On 5th June 2014, the PRCA won a landmark decision at the Court of Justice of the European Union (CJEU) that affirmed the right of internet users to browse online freely without the threat of infringing copyright law. The CJEU accepted all of the arguments of the PRCA and Meltwater against those arguments put forward by the Newspaper Licensing Agency (NLA), that browsing and viewing articles online does not require authorisation from the copyright holder.
The decision is binding and comes in the wake of a protracted legal action in the UK courts that began in 2010.
The judgment means that internet users are now protected by the temporary copy exception of EU copyright law when they read or browse content online.
The ECJ ruled that European law "must be interpreted as meaning that the on-screen copies and the cached copies made by an end-user in the course of viewing a website satisfy the conditions… and that they may therefore be made without the authorisation of the copyright holders."

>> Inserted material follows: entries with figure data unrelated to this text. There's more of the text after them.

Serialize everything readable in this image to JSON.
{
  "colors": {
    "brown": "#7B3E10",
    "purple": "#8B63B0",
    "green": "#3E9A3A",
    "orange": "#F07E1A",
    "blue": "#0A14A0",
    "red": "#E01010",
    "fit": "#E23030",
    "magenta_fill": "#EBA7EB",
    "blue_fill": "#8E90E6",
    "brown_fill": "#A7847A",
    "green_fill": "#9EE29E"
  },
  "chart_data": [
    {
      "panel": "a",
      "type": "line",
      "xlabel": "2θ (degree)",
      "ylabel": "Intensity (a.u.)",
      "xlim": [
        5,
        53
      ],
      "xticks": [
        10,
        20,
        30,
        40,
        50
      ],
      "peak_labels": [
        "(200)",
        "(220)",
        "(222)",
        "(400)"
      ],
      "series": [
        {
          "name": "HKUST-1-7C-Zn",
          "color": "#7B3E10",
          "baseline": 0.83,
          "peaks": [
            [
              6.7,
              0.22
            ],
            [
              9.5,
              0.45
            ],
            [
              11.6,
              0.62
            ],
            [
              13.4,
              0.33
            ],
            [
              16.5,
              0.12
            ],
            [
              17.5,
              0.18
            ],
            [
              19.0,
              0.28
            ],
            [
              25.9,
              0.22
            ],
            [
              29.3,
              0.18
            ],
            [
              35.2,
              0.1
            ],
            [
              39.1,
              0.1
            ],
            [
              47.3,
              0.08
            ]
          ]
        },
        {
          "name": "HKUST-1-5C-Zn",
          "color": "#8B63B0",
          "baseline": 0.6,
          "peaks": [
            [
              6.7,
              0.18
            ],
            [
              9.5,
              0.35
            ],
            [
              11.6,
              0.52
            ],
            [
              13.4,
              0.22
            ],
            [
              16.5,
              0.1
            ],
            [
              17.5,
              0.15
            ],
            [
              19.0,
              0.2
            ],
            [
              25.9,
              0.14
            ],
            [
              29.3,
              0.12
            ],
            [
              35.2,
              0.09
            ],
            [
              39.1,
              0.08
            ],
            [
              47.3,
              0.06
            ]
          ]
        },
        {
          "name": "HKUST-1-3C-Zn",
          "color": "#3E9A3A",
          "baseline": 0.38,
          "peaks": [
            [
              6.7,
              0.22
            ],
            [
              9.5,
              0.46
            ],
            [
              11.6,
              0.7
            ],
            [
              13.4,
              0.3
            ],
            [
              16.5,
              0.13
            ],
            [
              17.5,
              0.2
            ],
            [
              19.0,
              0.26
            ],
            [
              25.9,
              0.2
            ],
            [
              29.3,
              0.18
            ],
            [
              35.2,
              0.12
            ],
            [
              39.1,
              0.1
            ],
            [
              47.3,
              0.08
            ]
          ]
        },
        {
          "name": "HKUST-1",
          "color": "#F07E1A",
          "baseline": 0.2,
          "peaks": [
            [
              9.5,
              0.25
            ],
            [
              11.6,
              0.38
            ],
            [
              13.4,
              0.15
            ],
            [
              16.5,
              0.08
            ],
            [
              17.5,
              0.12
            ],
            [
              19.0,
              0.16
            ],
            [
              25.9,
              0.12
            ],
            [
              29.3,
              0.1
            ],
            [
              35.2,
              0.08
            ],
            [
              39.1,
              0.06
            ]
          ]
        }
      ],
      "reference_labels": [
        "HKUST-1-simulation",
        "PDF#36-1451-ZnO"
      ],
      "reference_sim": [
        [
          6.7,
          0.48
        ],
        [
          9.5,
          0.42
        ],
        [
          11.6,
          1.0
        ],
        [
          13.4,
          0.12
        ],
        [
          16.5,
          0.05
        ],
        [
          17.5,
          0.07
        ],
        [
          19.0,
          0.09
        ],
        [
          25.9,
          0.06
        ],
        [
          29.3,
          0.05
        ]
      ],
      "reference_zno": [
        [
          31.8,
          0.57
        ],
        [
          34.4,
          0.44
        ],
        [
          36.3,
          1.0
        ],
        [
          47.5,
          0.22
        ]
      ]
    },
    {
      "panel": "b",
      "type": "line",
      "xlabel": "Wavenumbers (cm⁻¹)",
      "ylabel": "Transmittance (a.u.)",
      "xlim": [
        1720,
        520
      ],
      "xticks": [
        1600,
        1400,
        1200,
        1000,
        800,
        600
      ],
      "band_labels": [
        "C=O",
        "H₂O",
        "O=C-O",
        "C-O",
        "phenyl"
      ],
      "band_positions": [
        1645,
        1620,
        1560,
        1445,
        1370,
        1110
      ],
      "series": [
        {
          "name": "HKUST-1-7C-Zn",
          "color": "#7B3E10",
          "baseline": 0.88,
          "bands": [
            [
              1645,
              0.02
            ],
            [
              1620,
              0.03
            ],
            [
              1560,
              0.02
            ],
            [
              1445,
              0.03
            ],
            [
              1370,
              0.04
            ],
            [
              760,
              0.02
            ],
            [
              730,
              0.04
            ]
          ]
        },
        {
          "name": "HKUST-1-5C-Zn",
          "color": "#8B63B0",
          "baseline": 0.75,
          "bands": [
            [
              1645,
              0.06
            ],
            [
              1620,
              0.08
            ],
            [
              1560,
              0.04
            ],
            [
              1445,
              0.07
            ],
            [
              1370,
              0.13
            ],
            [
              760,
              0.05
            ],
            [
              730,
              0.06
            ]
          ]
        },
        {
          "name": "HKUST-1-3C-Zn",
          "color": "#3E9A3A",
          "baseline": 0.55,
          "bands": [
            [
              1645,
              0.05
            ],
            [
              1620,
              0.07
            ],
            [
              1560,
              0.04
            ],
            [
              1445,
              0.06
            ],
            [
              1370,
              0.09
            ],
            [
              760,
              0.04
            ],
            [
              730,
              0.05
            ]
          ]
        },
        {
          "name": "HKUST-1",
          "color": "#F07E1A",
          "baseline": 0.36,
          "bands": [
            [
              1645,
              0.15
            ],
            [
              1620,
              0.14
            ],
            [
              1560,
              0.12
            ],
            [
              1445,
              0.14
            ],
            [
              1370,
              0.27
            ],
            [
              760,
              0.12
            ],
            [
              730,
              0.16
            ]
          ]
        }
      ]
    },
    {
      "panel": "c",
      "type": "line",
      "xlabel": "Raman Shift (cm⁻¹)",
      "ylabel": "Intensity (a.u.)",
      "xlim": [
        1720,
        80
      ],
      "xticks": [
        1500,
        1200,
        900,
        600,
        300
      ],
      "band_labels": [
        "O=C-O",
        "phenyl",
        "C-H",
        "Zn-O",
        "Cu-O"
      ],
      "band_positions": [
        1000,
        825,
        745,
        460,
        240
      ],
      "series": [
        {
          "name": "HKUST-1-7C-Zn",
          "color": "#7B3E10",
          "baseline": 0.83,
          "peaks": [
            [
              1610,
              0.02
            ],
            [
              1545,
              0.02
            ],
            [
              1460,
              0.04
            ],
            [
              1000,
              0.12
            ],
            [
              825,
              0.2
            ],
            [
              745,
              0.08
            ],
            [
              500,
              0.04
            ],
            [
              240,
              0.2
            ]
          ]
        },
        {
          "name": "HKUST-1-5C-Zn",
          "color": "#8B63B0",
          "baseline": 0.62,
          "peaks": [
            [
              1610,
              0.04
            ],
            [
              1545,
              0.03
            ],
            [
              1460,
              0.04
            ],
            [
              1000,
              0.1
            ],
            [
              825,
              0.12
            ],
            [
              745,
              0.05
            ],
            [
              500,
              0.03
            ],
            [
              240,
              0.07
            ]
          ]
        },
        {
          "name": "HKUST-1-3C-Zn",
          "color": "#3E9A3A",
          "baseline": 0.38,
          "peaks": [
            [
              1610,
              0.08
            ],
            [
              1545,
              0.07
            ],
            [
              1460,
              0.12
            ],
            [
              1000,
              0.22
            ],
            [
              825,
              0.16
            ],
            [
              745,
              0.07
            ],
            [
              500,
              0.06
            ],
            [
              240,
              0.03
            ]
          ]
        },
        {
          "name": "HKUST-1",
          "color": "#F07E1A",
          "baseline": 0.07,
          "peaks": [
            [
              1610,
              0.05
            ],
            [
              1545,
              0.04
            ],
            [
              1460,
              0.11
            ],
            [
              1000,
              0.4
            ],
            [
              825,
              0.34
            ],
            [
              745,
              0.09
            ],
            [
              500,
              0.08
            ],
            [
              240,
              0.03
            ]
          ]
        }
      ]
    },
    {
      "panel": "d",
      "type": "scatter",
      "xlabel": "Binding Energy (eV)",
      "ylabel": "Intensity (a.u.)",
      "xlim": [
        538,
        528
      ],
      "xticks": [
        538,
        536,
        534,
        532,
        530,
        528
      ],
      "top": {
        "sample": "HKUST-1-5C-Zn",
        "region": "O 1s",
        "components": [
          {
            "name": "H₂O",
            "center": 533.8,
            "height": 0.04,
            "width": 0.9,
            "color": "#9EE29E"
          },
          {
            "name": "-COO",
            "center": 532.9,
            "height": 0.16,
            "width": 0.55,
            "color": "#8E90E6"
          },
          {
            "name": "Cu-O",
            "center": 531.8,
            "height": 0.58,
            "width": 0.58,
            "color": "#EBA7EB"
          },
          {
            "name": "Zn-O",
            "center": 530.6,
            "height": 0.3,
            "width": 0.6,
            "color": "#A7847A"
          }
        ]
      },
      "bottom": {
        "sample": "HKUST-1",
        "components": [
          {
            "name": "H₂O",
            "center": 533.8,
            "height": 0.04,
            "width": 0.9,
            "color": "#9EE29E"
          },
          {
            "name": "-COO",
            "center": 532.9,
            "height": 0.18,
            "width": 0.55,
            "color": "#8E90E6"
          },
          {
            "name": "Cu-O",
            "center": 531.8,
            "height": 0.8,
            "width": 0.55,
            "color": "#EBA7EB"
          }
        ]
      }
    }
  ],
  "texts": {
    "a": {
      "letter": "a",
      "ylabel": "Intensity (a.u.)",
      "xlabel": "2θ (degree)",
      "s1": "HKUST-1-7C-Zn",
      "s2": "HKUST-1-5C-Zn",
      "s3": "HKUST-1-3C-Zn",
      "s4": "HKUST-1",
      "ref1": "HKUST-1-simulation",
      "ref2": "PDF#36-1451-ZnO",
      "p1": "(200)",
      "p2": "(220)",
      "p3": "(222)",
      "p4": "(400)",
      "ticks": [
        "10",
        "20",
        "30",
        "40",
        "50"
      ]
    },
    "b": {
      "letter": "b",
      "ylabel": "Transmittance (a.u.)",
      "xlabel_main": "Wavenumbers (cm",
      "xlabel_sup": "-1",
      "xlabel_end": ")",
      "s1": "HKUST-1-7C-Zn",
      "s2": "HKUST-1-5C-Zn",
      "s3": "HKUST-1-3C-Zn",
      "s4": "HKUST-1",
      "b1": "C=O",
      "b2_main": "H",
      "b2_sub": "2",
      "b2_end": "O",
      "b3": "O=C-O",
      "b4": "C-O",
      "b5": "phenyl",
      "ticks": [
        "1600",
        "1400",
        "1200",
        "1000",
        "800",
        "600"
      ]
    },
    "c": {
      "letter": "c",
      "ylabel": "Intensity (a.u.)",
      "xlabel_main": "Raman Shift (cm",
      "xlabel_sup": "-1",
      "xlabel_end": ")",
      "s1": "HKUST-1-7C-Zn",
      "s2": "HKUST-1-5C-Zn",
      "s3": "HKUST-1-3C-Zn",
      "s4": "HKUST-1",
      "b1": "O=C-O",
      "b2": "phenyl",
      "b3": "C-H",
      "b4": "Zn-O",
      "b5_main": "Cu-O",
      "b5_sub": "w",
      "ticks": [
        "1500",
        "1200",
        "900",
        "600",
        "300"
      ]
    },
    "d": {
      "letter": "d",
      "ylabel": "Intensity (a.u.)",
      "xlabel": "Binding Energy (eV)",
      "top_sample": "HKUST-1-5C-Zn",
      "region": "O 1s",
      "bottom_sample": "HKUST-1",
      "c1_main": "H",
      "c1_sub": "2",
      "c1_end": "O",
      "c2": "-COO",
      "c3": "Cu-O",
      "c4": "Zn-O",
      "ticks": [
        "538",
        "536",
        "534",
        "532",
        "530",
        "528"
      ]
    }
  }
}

What does the judgment mean for the PR industry?
This judgment is pivotal to our entire case against the arguments advanced by lawyers for the NLA, but it is by no means the end of the process.
To explain the situation, let’s go back to the two NLA licences that this judgment relates to, that cover the sharing of online links: the Web Developer Licence (WDL), which charges media monitoring agencies like Meltwater for sharing links with their clients; and the Web End User Licence (WEUL), which requires PR agencies and in-house teams to pay for the links that they receive from those monitoring firms.
The CJEU judgment means that the NLA cannot copyright online content, when a link is clicked on. But the judgment does not – and never attempted to - cover the sharing of digital links by email – this is still covered by copyright law. So, while there are implications for the WEUL, the WDL is unaffected by the judgment.
This ruling opens the way for media monitoring companies to create new service models with innovative digital formats that can get around the WEUL – we encourage them to do so. For instance, they may launch a web portal which features links to coverage, rather than sending an email listing the coverage.
The NLA might attempt to deal with this by increasing its fees to Meltwater and other media monitoring firms for the WDL – fees which the media monitoring companies might feel compelled to pass on to end users. But if the NLA were to attempt such a manoeuvre, we would respond in as forthright a manner as we have in the past. We have saved the industry millions in licensing fees, as the Copyright Tribunal forced the NLA to lower its proposed prices by 90%.
These issues will all be turned over at the next stage in this process – intense negotiations between the PRCA and Meltwater and the NLA. We have gained a far greater negotiating position against the NLA to force them to drive down the cost of licencing for receiving digital links.
But it is important to point out that the NLA’s suggestion that they can somehow work around this judgment is absurd. They cannot ignore the ruling of the court by increasing fees to media monitoring companies – fees that will be passed on to the end users.
If they attempt to do so, we will once again take them to the Copyright Tribunal for attempting to bill too much.
International technology and IP specialists Bird and Bird observed: “From an industry perspective, the decision will have interesting implications for the NLA's licences (which were the origin of the dispute). These currently require a payment by end users for acts which do not require a licence as a result of this decision."
However, while negotiations are ongoing, the PRCA advises its members to continue paying their fees – for the time being.